Nuclear-Electric Modelling

This work will build on the computational study already performed by the student as part of their Physics Masters thesis. This involved the use of computational methods to assess the feasibility of using neutron irradiation to transmute diamond samples into beta-voltaic devices based upon Tritium, Carbon-14 and/or Beryllium-10. Such devices exhibit low power and exceptionally long lifetimes of 12, 5730 and 1.39 million years respectively. Furthermore, the prototypes produced will form the basis for the mass-manufacture of diamond beta-voltaic devices using radioisotopes re-purposed from nuclear waste. Additionally, the study explored the electronic behaviour of diamond for optimising thicknesses of such devices to maximise energy density and power output. The work has proposed several designs for prototype compositions of synthetic diamond which will be manufactured over the coming months using cutting-edge methods to be irradiated at Kyoto University Research Reactor (KURRI) in Japan.
The modelling processes developed by the student also proved useful in characterising gamma energy harvesting in diamond; a key process in the use of diamond in fusion reactors as well as radiation detection and nuclear waste management. Such energy harvesting processes are analogous with other innovative energy industries where simulation techniques are increasingly relied upon.
This PhD is an extension of the previous 'proof of concept' research the student completed at Masters-level to provide an in-depth modelling study of both gamma and beta-voltaic diamond energy harvesting cells to optimise device parameters and power outputs for future commercialisation. This would include the development of diamond-based gamma and beta-voltaic devices for direct nuclear-electric generation in a fusion reactor.

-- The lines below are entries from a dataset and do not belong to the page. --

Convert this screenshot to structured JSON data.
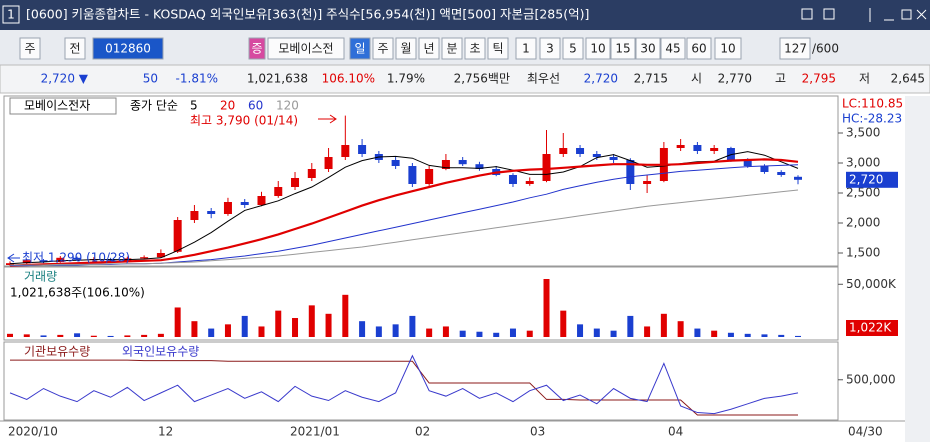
{
  "title_bar": {
    "window_no": "1",
    "text": "[0600] 키움종합차트 - KOSDAQ 외국인보유[363(천)] 주식수[56,954(천)] 액면[500] 자본금[285(억)]"
  },
  "toolbar": {
    "items": [
      "주",
      "전",
      "012860",
      "증",
      "모베이스전",
      "일",
      "주",
      "월",
      "년",
      "분",
      "초",
      "틱",
      "1",
      "3",
      "5",
      "10",
      "15",
      "30",
      "45",
      "60",
      "10",
      "127",
      "/600"
    ]
  },
  "quote": {
    "items": [
      "2,720 ▼",
      "50",
      "-1.81%",
      "1,021,638",
      "106.10%",
      "1.79%",
      "2,756백만",
      "최우선",
      "2,720",
      "2,715",
      "시",
      "2,770",
      "고",
      "2,795",
      "저",
      "2,645"
    ]
  },
  "chart": {
    "price_pane": {
      "legend_name": "모베이스전자",
      "legend_type": "종가 단순",
      "ma_periods": [
        "5",
        "20",
        "60",
        "120"
      ],
      "lc": "LC:110.85",
      "hc": "HC:-28.23",
      "current": "2,720",
      "high_note": "최고 3,790 (01/14)",
      "low_note": "최저 1,290 (10/28)",
      "ylim": [
        1300,
        3800
      ],
      "yticks": [
        {
          "value": 3500,
          "label": "3,500"
        },
        {
          "value": 3000,
          "label": "3,000"
        },
        {
          "value": 2500,
          "label": "2,500"
        },
        {
          "value": 2000,
          "label": "2,000"
        },
        {
          "value": 1500,
          "label": "1,500"
        }
      ],
      "candles": [
        [
          1300,
          1360,
          1290,
          1330
        ],
        [
          1330,
          1400,
          1310,
          1380
        ],
        [
          1380,
          1400,
          1330,
          1350
        ],
        [
          1350,
          1450,
          1340,
          1420
        ],
        [
          1420,
          1440,
          1370,
          1390
        ],
        [
          1390,
          1430,
          1370,
          1400
        ],
        [
          1400,
          1420,
          1350,
          1370
        ],
        [
          1370,
          1440,
          1360,
          1410
        ],
        [
          1410,
          1460,
          1400,
          1430
        ],
        [
          1430,
          1560,
          1420,
          1500
        ],
        [
          1520,
          2100,
          1500,
          2050
        ],
        [
          2050,
          2300,
          2000,
          2200
        ],
        [
          2200,
          2250,
          2080,
          2150
        ],
        [
          2150,
          2420,
          2120,
          2350
        ],
        [
          2350,
          2400,
          2250,
          2300
        ],
        [
          2300,
          2520,
          2280,
          2450
        ],
        [
          2450,
          2700,
          2420,
          2600
        ],
        [
          2600,
          2850,
          2550,
          2750
        ],
        [
          2750,
          3000,
          2700,
          2900
        ],
        [
          2900,
          3250,
          2850,
          3100
        ],
        [
          3100,
          3790,
          3050,
          3300
        ],
        [
          3300,
          3400,
          3100,
          3150
        ],
        [
          3150,
          3200,
          3000,
          3050
        ],
        [
          3050,
          3100,
          2900,
          2950
        ],
        [
          2950,
          3000,
          2600,
          2650
        ],
        [
          2650,
          2950,
          2620,
          2900
        ],
        [
          2900,
          3150,
          2880,
          3050
        ],
        [
          3050,
          3100,
          2950,
          2980
        ],
        [
          2980,
          3020,
          2870,
          2900
        ],
        [
          2900,
          2950,
          2780,
          2800
        ],
        [
          2800,
          2830,
          2600,
          2650
        ],
        [
          2650,
          2760,
          2620,
          2700
        ],
        [
          2700,
          3550,
          2680,
          3150
        ],
        [
          3150,
          3500,
          3100,
          3250
        ],
        [
          3250,
          3300,
          3100,
          3150
        ],
        [
          3150,
          3200,
          3050,
          3100
        ],
        [
          3100,
          3150,
          3000,
          3050
        ],
        [
          3050,
          3080,
          2550,
          2650
        ],
        [
          2650,
          2800,
          2500,
          2700
        ],
        [
          2700,
          3350,
          2680,
          3250
        ],
        [
          3250,
          3400,
          3200,
          3300
        ],
        [
          3300,
          3350,
          3150,
          3200
        ],
        [
          3200,
          3300,
          3150,
          3250
        ],
        [
          3250,
          3270,
          3020,
          3050
        ],
        [
          3050,
          3080,
          2920,
          2950
        ],
        [
          2950,
          2980,
          2820,
          2850
        ],
        [
          2850,
          2880,
          2770,
          2800
        ],
        [
          2770,
          2795,
          2645,
          2720
        ]
      ],
      "ma": [
        {
          "color": "#000000",
          "values": [
            1320,
            1340,
            1350,
            1370,
            1380,
            1390,
            1390,
            1390,
            1400,
            1420,
            1540,
            1680,
            1840,
            2030,
            2210,
            2290,
            2370,
            2490,
            2600,
            2760,
            2930,
            3040,
            3100,
            3110,
            3080,
            2960,
            2920,
            2920,
            2910,
            2940,
            2880,
            2810,
            2810,
            2850,
            2940,
            3090,
            3140,
            3040,
            2930,
            2950,
            2990,
            3020,
            3030,
            3140,
            3190,
            3130,
            3020,
            2910
          ]
        },
        {
          "color": "#e00000",
          "values": [
            1290,
            1300,
            1310,
            1320,
            1330,
            1340,
            1350,
            1360,
            1370,
            1380,
            1420,
            1470,
            1530,
            1590,
            1660,
            1730,
            1810,
            1900,
            1990,
            2090,
            2190,
            2290,
            2380,
            2460,
            2530,
            2600,
            2670,
            2730,
            2790,
            2840,
            2870,
            2890,
            2900,
            2920,
            2940,
            2960,
            2980,
            2980,
            2970,
            2970,
            2980,
            3000,
            3020,
            3040,
            3050,
            3060,
            3050,
            3020
          ]
        },
        {
          "color": "#2233cc",
          "values": [
            1290,
            1290,
            1300,
            1300,
            1300,
            1310,
            1310,
            1320,
            1320,
            1330,
            1350,
            1370,
            1390,
            1420,
            1450,
            1490,
            1530,
            1580,
            1630,
            1690,
            1750,
            1810,
            1870,
            1930,
            1990,
            2050,
            2110,
            2170,
            2230,
            2290,
            2350,
            2420,
            2480,
            2560,
            2620,
            2680,
            2730,
            2770,
            2800,
            2830,
            2860,
            2880,
            2900,
            2920,
            2940,
            2950,
            2960,
            2970
          ]
        },
        {
          "color": "#999999",
          "values": [
            1300,
            1300,
            1300,
            1310,
            1310,
            1310,
            1320,
            1320,
            1320,
            1330,
            1340,
            1350,
            1370,
            1390,
            1410,
            1430,
            1450,
            1480,
            1510,
            1540,
            1570,
            1600,
            1640,
            1680,
            1720,
            1760,
            1800,
            1840,
            1880,
            1920,
            1960,
            2000,
            2040,
            2080,
            2120,
            2160,
            2200,
            2240,
            2280,
            2310,
            2340,
            2370,
            2400,
            2430,
            2460,
            2490,
            2520,
            2550
          ]
        }
      ]
    },
    "volume_pane": {
      "title": "거래량",
      "info": "1,021,638주(106.10%)",
      "ylim": [
        0,
        55000
      ],
      "yticks": [
        {
          "value": 50000,
          "label": "50,000K"
        }
      ],
      "values": [
        3000,
        2500,
        1500,
        2000,
        3500,
        1200,
        1000,
        1500,
        2000,
        3000,
        28000,
        15000,
        8000,
        12000,
        20000,
        10000,
        25000,
        18000,
        30000,
        22000,
        40000,
        15000,
        10000,
        12000,
        20000,
        8000,
        10000,
        6000,
        5000,
        4000,
        8000,
        6000,
        55000,
        25000,
        12000,
        8000,
        6000,
        20000,
        10000,
        22000,
        15000,
        8000,
        6000,
        4000,
        3000,
        2500,
        2000,
        1022
      ],
      "value_labels": {
        "47": "1,022K"
      }
    },
    "holdings_pane": {
      "names": [
        "기관보유수량",
        "외국인보유수량"
      ],
      "ylim": [
        150000,
        800000
      ],
      "yticks": [
        {
          "value": 500000,
          "label": "500,000"
        }
      ],
      "series": [
        {
          "color": "#8b1a1a",
          "values": [
            680000,
            680000,
            680000,
            680000,
            680000,
            680000,
            680000,
            680000,
            675000,
            675000,
            675000,
            675000,
            675000,
            670000,
            670000,
            670000,
            670000,
            670000,
            670000,
            670000,
            670000,
            670000,
            670000,
            670000,
            670000,
            470000,
            470000,
            470000,
            470000,
            470000,
            470000,
            470000,
            320000,
            320000,
            315000,
            315000,
            315000,
            315000,
            315000,
            315000,
            315000,
            177000,
            177000,
            177000,
            177000,
            177000,
            177000,
            177000
          ]
        },
        {
          "color": "#3a3acc",
          "values": [
            380000,
            320000,
            420000,
            350000,
            300000,
            400000,
            340000,
            430000,
            310000,
            380000,
            450000,
            300000,
            360000,
            420000,
            330000,
            390000,
            300000,
            440000,
            350000,
            310000,
            400000,
            340000,
            300000,
            380000,
            720000,
            400000,
            350000,
            420000,
            330000,
            380000,
            300000,
            400000,
            450000,
            310000,
            360000,
            280000,
            420000,
            330000,
            300000,
            650000,
            260000,
            200000,
            190000,
            230000,
            280000,
            330000,
            350000,
            380000
          ]
        }
      ]
    },
    "x_labels": [
      "2020/10",
      "12",
      "2021/01",
      "02",
      "03",
      "04",
      "04/30"
    ]
  }
}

Furthermore, it will build on previous modelling the student has performed regarding layer thicknesses and compositions as well as making neutronics calculations for reactor irradiations of specific isotopic configurations for beta-voltaic applications. The student will extend and build upon the specialist skills they have developed through use of training courses and facilities as well as inter-disciplinary laboratories. The study will also utilise available radiation facilities and practical work to provide validation of the models created from operational prototype devices. The resulting experimental data allows models to be refined and potentially adapted to other related areas such as semiconductor physics, energy harvesting, radiation detection and nuclear waste characterisation. During the study it is expected that the student will attend international conferences in related areas to their work to expand upon specialist skills and knowledge. For example, the computational modelling of complex systems like the nuclear and electrical properties of materials such as synthetic diamond. Attention may also be paid to how the students work in optimising devices relates to the prospects of commercialisation and business models. New opportunities and potential uses for the computational techniques and experience accrued during the study may arise and will be explored as part of the investigation or in the form of a sabbatical. The practical work involved will include the student attending experiments at international facilities such as KURRI in Japan and at various UK/EU/US irradiation sites. The studentship will be funded through 50% EPSRC DTA with CASE support from CCFE via the Eurofusion programme.